While severe weather had been considered a threat earlier in the evening in central Kansas, the danger appeared to dissipate as the sun went down. Storm chasers I know who had tracked the thunderstorms for hours abandoned the hunt and drove to nearby Great Bend for a late dinner.
While they were in a restaurant, the power flickered, and minutes later they heard the sound of sirens racing north toward Hoisington. They abandoned their meal and drove to Hoisington, where they found the northern half of the city had been hammered.
The funnel touched down just a mile southwest of the city at 9:15 p.m. and quickly grew into a large tornado. Within three minutes, it had intensified to an F4, with winds of more than 200 miles an hour.
According to the National Weather Service, the tornado chewed up a path of “almost complete destruction” along a path two miles long and two blocks wide through northwest Hoisington. Two people died from injuries suffered in the tornado, and more than two dozen were injured.
The tornado destroyed 182 homes and 12 businesses, smashing the town’s grocery store and ripping a roof off the hospital. As it exited the north side of town, the tornado weakened rapidly.
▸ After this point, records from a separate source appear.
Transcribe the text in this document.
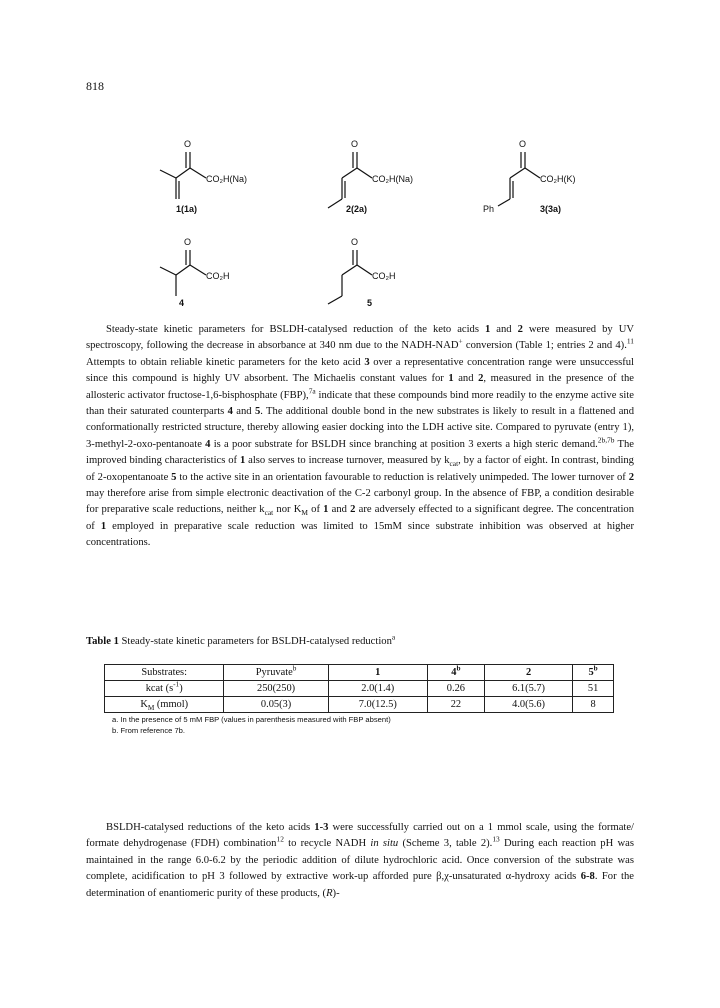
818
O
CO₂H(Na)
1(1a)
O
CO₂H(Na)
2(2a)
O
CO₂H(K)
3(3a)
Ph
O
CO₂H
4
O
CO₂H
5
Steady-state kinetic parameters for BSLDH-catalysed reduction of the keto acids 1 and 2 were measured by UV spectroscopy, following the decrease in absorbance at 340 nm due to the NADH-NAD+ conversion (Table 1; entries 2 and 4).$^{11}$ Attempts to obtain reliable kinetic parameters for the keto acid 3 over a representative concentration range were unsuccessful since this compound is highly UV absorbent. The Michaelis constant values for 1 and 2, measured in the presence of the allosteric activator fructose-1,6-bisphosphate (FBP),$^{7a}$ indicate that these compounds bind more readily to the enzyme active site than their saturated counterparts 4 and 5. The additional double bond in the new substrates is likely to result in a flattened and conformationally restricted structure, thereby allowing easier docking into the LDH active site. Compared to pyruvate (entry 1), 3-methyl-2-oxo-pentanoate 4 is a poor substrate for BSLDH since branching at position 3 exerts a high steric demand.$^{2b,7b}$ The improved binding characteristics of 1 also serves to increase turnover, measured by $k_{cat}$, by a factor of eight. In contrast, binding of 2-oxopentanoate 5 to the active site in an orientation favourable to reduction is relatively unimpeded. The lower turnover of 2 may therefore arise from simple electronic deactivation of the C-2 carbonyl group. In the absence of FBP, a condition desirable for preparative scale reductions, neither $k_{cat}$ nor $K_M$ of 1 and 2 are adversely effected to a significant degree. The concentration of 1 employed in preparative scale reduction was limited to 15mM since substrate inhibition was observed at higher concentrations.
Table 1 Steady-state kinetic parameters for BSLDH-catalysed reduction$^a$
Substrates:	Pyruvate$^b$	1	4$^b$	2	5$^b$
kcat $(s^{-1})$	250(250)	2.0(1.4)	0.26	6.1(5.7)	51
$K_M$ (mmol)	0.05(3)	7.0(12.5)	22	4.0(5.6)	8
a. In the presence of 5 mM FBP (values in parenthesis measured with FBP absent)
b. From reference 7b.
BSLDH-catalysed reductions of the keto acids 1-3 were successfully carried out on a 1 mmol scale, using the formate/ formate dehydrogenase (FDH) combination$^{12}$ to recycle NADH in situ (Scheme 3, table 2).$^{13}$ During each reaction pH was maintained in the range 6.0-6.2 by the periodic addition of dilute hydrochloric acid. Once conversion of the substrate was complete, acidification to pH 3 followed by extractive work-up afforded pure β,χ-unsaturated α-hydroxy acids 6-8. For the determination of enantiomeric purity of these products, (R)-
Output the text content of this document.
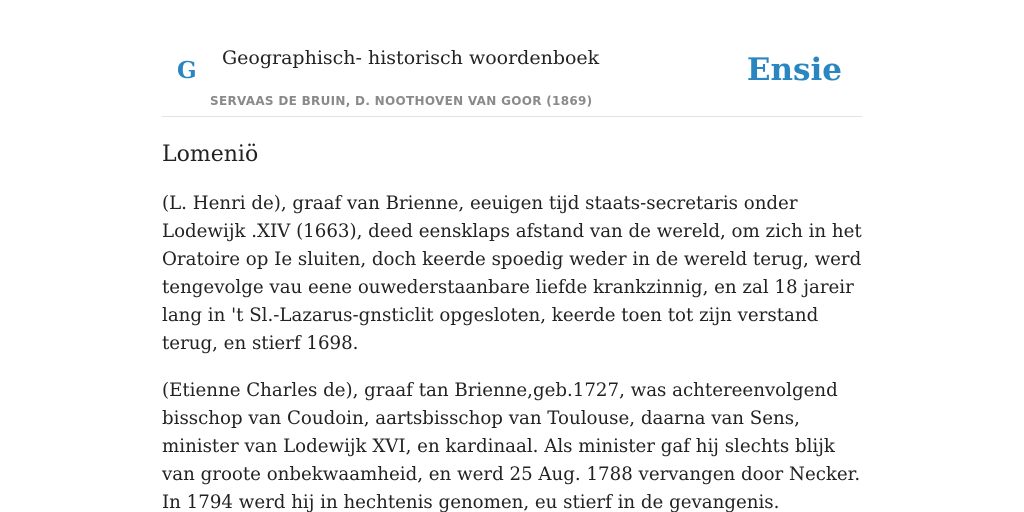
G Geographisch- historisch woordenboek
SERVAAS DE BRUIN, D. NOOTHOVEN VAN GOOR (1869)
Ensie
Lomeniö

(L. Henri de), graaf van Brienne, eeuigen tijd staats-secretaris onder Lodewijk .XIV (1663), deed eensklaps afstand van de wereld, om zich in het Oratoire op Ie sluiten, doch keerde spoedig weder in de wereld terug, werd tengevolge vau eene ouwederstaanbare liefde krankzinnig, en zal 18 jareir lang in 't Sl.-Lazarus-gnsticlit opgesloten, keerde toen tot zijn verstand terug, en stierf 1698.

(Etienne Charles de), graaf tan Brienne,geb.1727, was achtereenvolgend bisschop van Coudoin, aartsbisschop van Toulouse, daarna van Sens, minister van Lodewijk XVI, en kardinaal. Als minister gaf hij slechts blijk van groote onbekwaamheid, en werd 25 Aug. 1788 vervangen door Necker. In 1794 werd hij in hechtenis genomen, eu stierf in de gevangenis.
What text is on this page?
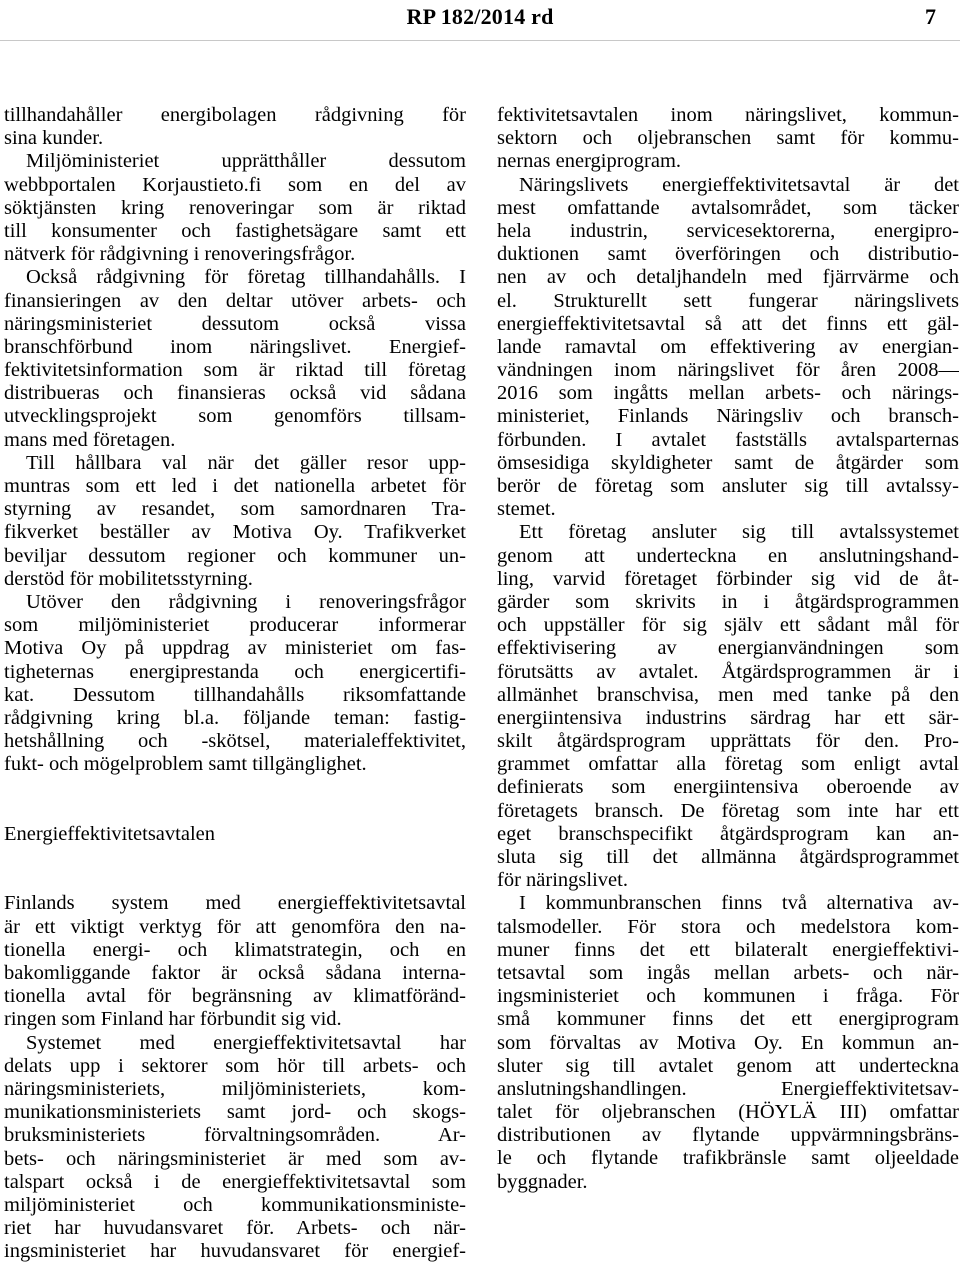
RP 182/2014 rd	7

tillhandahåller energibolagen rådgivning för

sina kunder.

Miljöministeriet upprätthåller dessutom

webbportalen Korjaustieto.fi som en del av

söktjänsten kring renoveringar som är riktad

till konsumenter och fastighetsägare samt ett

nätverk för rådgivning i renoveringsfrågor.

Också rådgivning för företag tillhandahålls. I

finansieringen av den deltar utöver arbets- och

näringsministeriet dessutom också vissa

branschförbund inom näringslivet. Energief-

fektivitetsinformation som är riktad till företag

distribueras och finansieras också vid sådana

utvecklingsprojekt som genomförs tillsam-

mans med företagen.

Till hållbara val när det gäller resor upp-

muntras som ett led i det nationella arbetet för

styrning av resandet, som samordnaren Tra-

fikverket beställer av Motiva Oy. Trafikverket

beviljar dessutom regioner och kommuner un-

derstöd för mobilitetsstyrning.

Utöver den rådgivning i renoveringsfrågor

som miljöministeriet producerar informerar

Motiva Oy på uppdrag av ministeriet om fas-

tigheternas energiprestanda och energicertifi-

kat. Dessutom tillhandahålls riksomfattande

rådgivning kring bl.a. följande teman: fastig-

hetshållning och -skötsel, materialeffektivitet,

fukt- och mögelproblem samt tillgänglighet.

Energieffektivitetsavtalen

Finlands system med energieffektivitetsavtal

är ett viktigt verktyg för att genomföra den na-

tionella energi- och klimatstrategin, och en

bakomliggande faktor är också sådana interna-

tionella avtal för begränsning av klimatföränd-

ringen som Finland har förbundit sig vid.

Systemet med energieffektivitetsavtal har

delats upp i sektorer som hör till arbets- och

näringsministeriets, miljöministeriets, kom-

munikationsministeriets samt jord- och skogs-

bruksministeriets förvaltningsområden. Ar-

bets- och näringsministeriet är med som av-

talspart också i de energieffektivitetsavtal som

miljöministeriet och kommunikationsministe-

riet har huvudansvaret för. Arbets- och när-

ingsministeriet har huvudansvaret för energief-

fektivitetsavtalen inom näringslivet, kommun-

sektorn och oljebranschen samt för kommu-

nernas energiprogram.

Näringslivets energieffektivitetsavtal är det

mest omfattande avtalsområdet, som täcker

hela industrin, servicesektorerna, energipro-

duktionen samt överföringen och distributio-

nen av och detaljhandeln med fjärrvärme och

el. Strukturellt sett fungerar näringslivets

energieffektivitetsavtal så att det finns ett gäl-

lande ramavtal om effektivering av energian-

vändningen inom näringslivet för åren 2008—

2016 som ingåtts mellan arbets- och närings-

ministeriet, Finlands Näringsliv och bransch-

förbunden. I avtalet fastställs avtalsparternas

ömsesidiga skyldigheter samt de åtgärder som

berör de företag som ansluter sig till avtalssy-

stemet.

Ett företag ansluter sig till avtalssystemet

genom att underteckna en anslutningshand-

ling, varvid företaget förbinder sig vid de åt-

gärder som skrivits in i åtgärdsprogrammen

och uppställer för sig själv ett sådant mål för

effektivisering av energianvändningen som

förutsätts av avtalet. Åtgärdsprogrammen är i

allmänhet branschvisa, men med tanke på den

energiintensiva industrins särdrag har ett sär-

skilt åtgärdsprogram upprättats för den. Pro-

grammet omfattar alla företag som enligt avtal

definierats som energiintensiva oberoende av

företagets bransch. De företag som inte har ett

eget branschspecifikt åtgärdsprogram kan an-

sluta sig till det allmänna åtgärdsprogrammet

för näringslivet.

I kommunbranschen finns två alternativa av-

talsmodeller. För stora och medelstora kom-

muner finns det ett bilateralt energieffektivi-

tetsavtal som ingås mellan arbets- och när-

ingsministeriet och kommunen i fråga. För

små kommuner finns det ett energiprogram

som förvaltas av Motiva Oy. En kommun an-

sluter sig till avtalet genom att underteckna

anslutningshandlingen. Energieffektivitetsav-

talet för oljebranschen (HÖYLÄ III) omfattar

distributionen av flytande uppvärmningsbräns-

le och flytande trafikbränsle samt oljeeldade

byggnader.
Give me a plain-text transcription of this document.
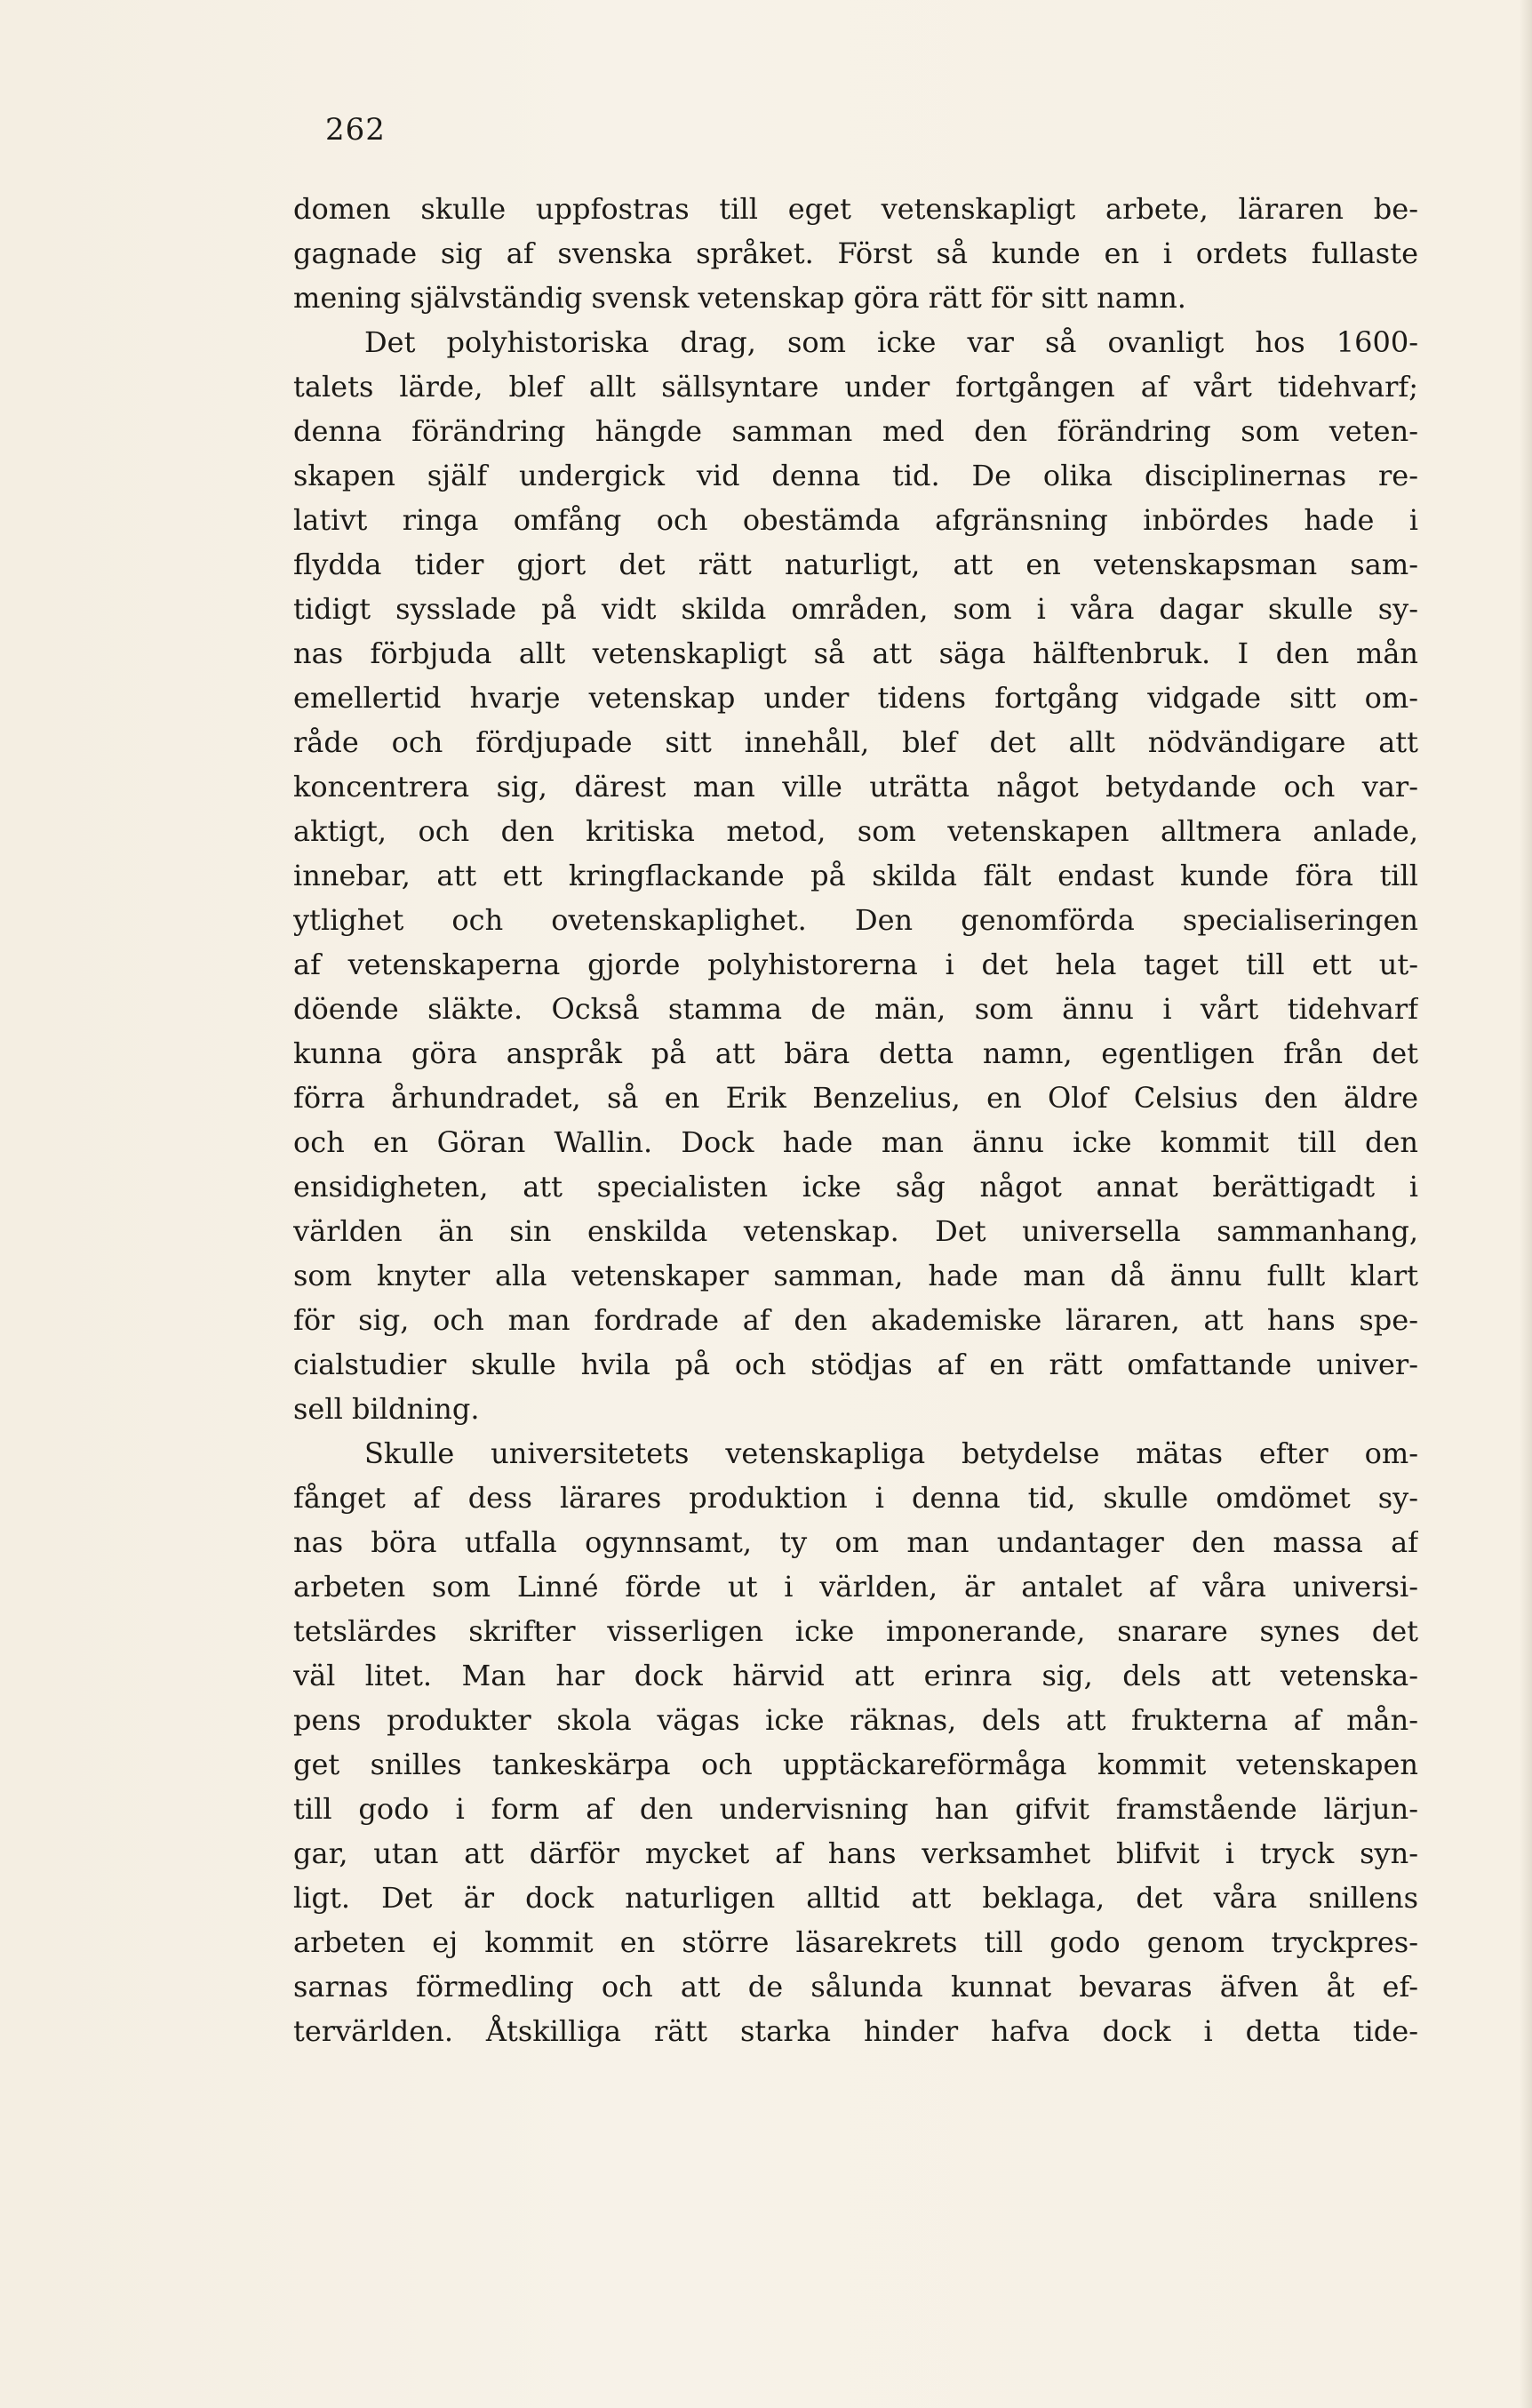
262
domen skulle uppfostras till eget vetenskapligt arbete, läraren be-
gagnade sig af svenska språket. Först så kunde en i ordets fullaste
mening självständig svensk vetenskap göra rätt för sitt namn.
Det polyhistoriska drag, som icke var så ovanligt hos 1600-
talets lärde, blef allt sällsyntare under fortgången af vårt tidehvarf;
denna förändring hängde samman med den förändring som veten-
skapen själf undergick vid denna tid. De olika disciplinernas re-
lativt ringa omfång och obestämda afgränsning inbördes hade i
flydda tider gjort det rätt naturligt, att en vetenskapsman sam-
tidigt sysslade på vidt skilda områden, som i våra dagar skulle sy-
nas förbjuda allt vetenskapligt så att säga hälftenbruk. I den mån
emellertid hvarje vetenskap under tidens fortgång vidgade sitt om-
råde och fördjupade sitt innehåll, blef det allt nödvändigare att
koncentrera sig, därest man ville uträtta något betydande och var-
aktigt, och den kritiska metod, som vetenskapen alltmera anlade,
innebar, att ett kringflackande på skilda fält endast kunde föra till
ytlighet och ovetenskaplighet. Den genomförda specialiseringen
af vetenskaperna gjorde polyhistorerna i det hela taget till ett ut-
döende släkte. Också stamma de män, som ännu i vårt tidehvarf
kunna göra anspråk på att bära detta namn, egentligen från det
förra århundradet, så en Erik Benzelius, en Olof Celsius den äldre
och en Göran Wallin. Dock hade man ännu icke kommit till den
ensidigheten, att specialisten icke såg något annat berättigadt i
världen än sin enskilda vetenskap. Det universella sammanhang,
som knyter alla vetenskaper samman, hade man då ännu fullt klart
för sig, och man fordrade af den akademiske läraren, att hans spe-
cialstudier skulle hvila på och stödjas af en rätt omfattande univer-
sell bildning.
Skulle universitetets vetenskapliga betydelse mätas efter om-
fånget af dess lärares produktion i denna tid, skulle omdömet sy-
nas böra utfalla ogynnsamt, ty om man undantager den massa af
arbeten som Linné förde ut i världen, är antalet af våra universi-
tetslärdes skrifter visserligen icke imponerande, snarare synes det
väl litet. Man har dock härvid att erinra sig, dels att vetenska-
pens produkter skola vägas icke räknas, dels att frukterna af mån-
get snilles tankeskärpa och upptäckareförmåga kommit vetenskapen
till godo i form af den undervisning han gifvit framstående lärjun-
gar, utan att därför mycket af hans verksamhet blifvit i tryck syn-
ligt. Det är dock naturligen alltid att beklaga, det våra snillens
arbeten ej kommit en större läsarekrets till godo genom tryckpres-
sarnas förmedling och att de sålunda kunnat bevaras äfven åt ef-
tervärlden. Åtskilliga rätt starka hinder hafva dock i detta tide-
After crossing Deception Creek three miles northeast of town, the tornado suddenly curled to the northwest, damaging two farmsteads before it fell apart.
If that late curl sounds familiar, there’s a reason: the Greensburg tornado did the same thing in 2007.
Just like with the Greensburg tornado, the Hoisington tornado’s death toll could have been far higher. The tornado touched down at night, grew quickly to a large, dangerous twister and plowed through a residential neighborhood only a few minutes later. Fortunately, residents had taken shelter and stayed there even after hearing the severe threat had eased. Conditions around Hoisington simply didn’t feel right, survivors later said, so they stayed put.
I arrived in Hoisington early the next morning to cover the aftermath. No matter how many times you’ve seen tornado damage, there’s something startling – disconcerting, even – about seeing entire neighborhoods reduced to rubble. Residents were carefully retrieving whatever they could salvage from the wreckage, or just surveying the debris, their emotions as shattered as their homes. At moments like that, I simply let people talk. It’s not a time for complex questions or answers.
One thing I’ve noticed every time I’ve covered a tornado-damaged area is the wrestling match that occurs within me. One part of me is trying to describe accurately and vividly what’s happened while another part strives to grasp the enormity of the destruction. You can’t visit the aftermath of a Greensburg, Andover or Hoisington without pondering the strength of the natural forces that caused such destruction. It’s just as true at a remote farmstead, though the sheer magnitude of destruction in an urban setting intensifies the sense of shock.
In most of the ways that matter, Hoisington was fortunate on that April night in 2001. Residents paid attention to the conditions and took appropriate precautions, which kept the death toll from being much higher. It’s a lesson residents of Tornado Alley would do well to embrace today as well.